I could be very wrong, and maybe setting myself up for a big fall, but here it goes …
In its most basic form movement in sport is a series of muscular contractions. Ignoring stride length momentarily, the speed at which these contractions can take place, and strength of these contractions are probably the two single biggest contributors to sports speed. To develop strength, weight training or basic muscular contraction is often the preferred option, which can induce muscular tension and tightness. The movement of a joint occurs between agonist and antagonist muscles.

I am of the opinion that the ability to relax the muscles, whether mentally or subconciously, opposing the contracting muscle(s) is of equal importance to the ability to contract fast and strongly.

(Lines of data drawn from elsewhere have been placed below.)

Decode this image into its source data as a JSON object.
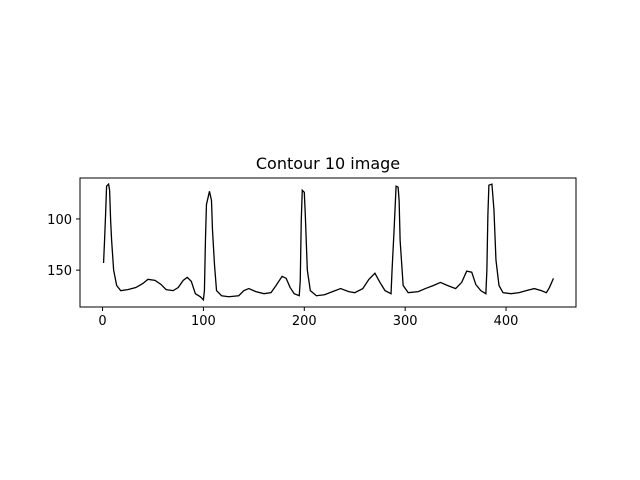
{
  "chart_data": {
    "type": "line",
    "title": "Contour 10 image",
    "x": [
      1,
      2,
      3,
      4,
      6,
      7,
      8,
      9,
      11,
      14,
      18,
      25,
      33,
      40,
      45,
      52,
      58,
      63,
      70,
      75,
      80,
      84,
      88,
      92,
      97,
      100,
      101,
      102,
      103,
      106,
      108,
      109,
      111,
      113,
      118,
      125,
      135,
      140,
      145,
      152,
      160,
      167,
      172,
      178,
      182,
      186,
      190,
      195,
      196,
      197,
      198,
      200,
      201,
      203,
      206,
      212,
      220,
      228,
      236,
      244,
      250,
      258,
      264,
      270,
      275,
      280,
      286,
      287,
      289,
      291,
      293,
      294,
      295,
      298,
      303,
      313,
      320,
      328,
      335,
      342,
      350,
      356,
      361,
      366,
      370,
      375,
      380,
      381,
      382,
      383,
      386,
      388,
      390,
      393,
      397,
      405,
      413,
      420,
      428,
      435,
      440,
      443,
      447
    ],
    "series": [
      {
        "color": "#000000",
        "values": [
          143,
          121,
          96,
          68,
          66,
          72,
          101,
          121,
          150,
          165,
          170,
          169,
          167,
          163,
          159,
          160,
          164,
          169,
          170,
          167,
          160,
          157,
          161,
          173,
          176,
          179,
          170,
          121,
          86,
          73,
          82,
          111,
          145,
          170,
          175,
          176,
          175,
          170,
          168,
          171,
          173,
          172,
          165,
          156,
          158,
          167,
          173,
          175,
          160,
          101,
          72,
          74,
          96,
          150,
          170,
          175,
          174,
          171,
          168,
          171,
          172,
          168,
          159,
          153,
          162,
          170,
          173,
          150,
          111,
          68,
          69,
          82,
          121,
          165,
          172,
          171,
          168,
          165,
          162,
          165,
          168,
          162,
          151,
          152,
          164,
          170,
          173,
          150,
          96,
          67,
          66,
          91,
          140,
          165,
          172,
          173,
          172,
          170,
          168,
          170,
          172,
          167,
          158
        ]
      }
    ],
    "xlim": [
      -22.35,
      469.35
    ],
    "ylim": [
      186,
      60
    ],
    "xticks": [
      0,
      100,
      200,
      300,
      400
    ],
    "yticks": [
      100,
      150
    ]
  }
}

Is there tension of some form in the non-contracting muscle? I believe there is tension of some sort, whether a residual tension or a muscular tightness. Tension in the muscle, and this is pure speculation on my part, must contribute to slowing the speed of contraction.
Massage is used to reduce tension pre-competition, but what happens in contact sports after the first 5, 10 or 15 mins (maybe seconds)?
In contact sports, I believe muscular tension is more present (bad English I know), more frequently of course, repeated and over a longer period of time. Tension may occur through lactic acid build-up, nerves even, mostly muscular movement, but more importantly preceding and following contact in the game situations, whether this is a receiver, running back, rugby back, etc.
If in a game situation a player is running with a ball and is tackled they will tense muscles in preparation for the contact to both protect themselves and the ball. The ability to relax the muscles post this induced tension is, in my opinion vital. When cutting and changing direction this ability to mentally relax and then contract the muscles, especially in the core abdominal area, is of great importance.
Can muscles be taught to subconciously release induced tension just as the opposing muscles are firing? This where I personally find AIS of most benefit. I think it helps teach muscles to automatically relax while the opposing muscles are contracting. Using the concept of using one muscle group to induce the stretch on another, forces the stretched group to relax and release tension. To underline my point, imagine a time when you have been playing touch a fun football/rugby game with younger people, the standard is lower, pressure is less and muscular tension is minimal. Your movement is often faster, smoother and sharper.
AIS is probably one method, there may be others but I believe that AIS is very important in helping teach muscles to relax and work in conjunction with other muscles. In terms of injury prevention during the eccentric action this muscle control could also be of benefit. Now I don’t suggest that AIS should be the only or primary stretching method, but I firmly believe that a method to teach muscular relaxation is important. Is this of benefit for longer sprints? 200’s and 400’s where a stage in the race muscular tension must be minimised and max speed must be maintained?
Not being a competitive sprinter I’ll leave that to someone else. :wink:



when should i use PNF stretching?

the science of stretching video ( goes through this technique and use it as means of gaining flexibility.

My muscles seem fatigued after this method so im not sure if i should use it post or pre workout.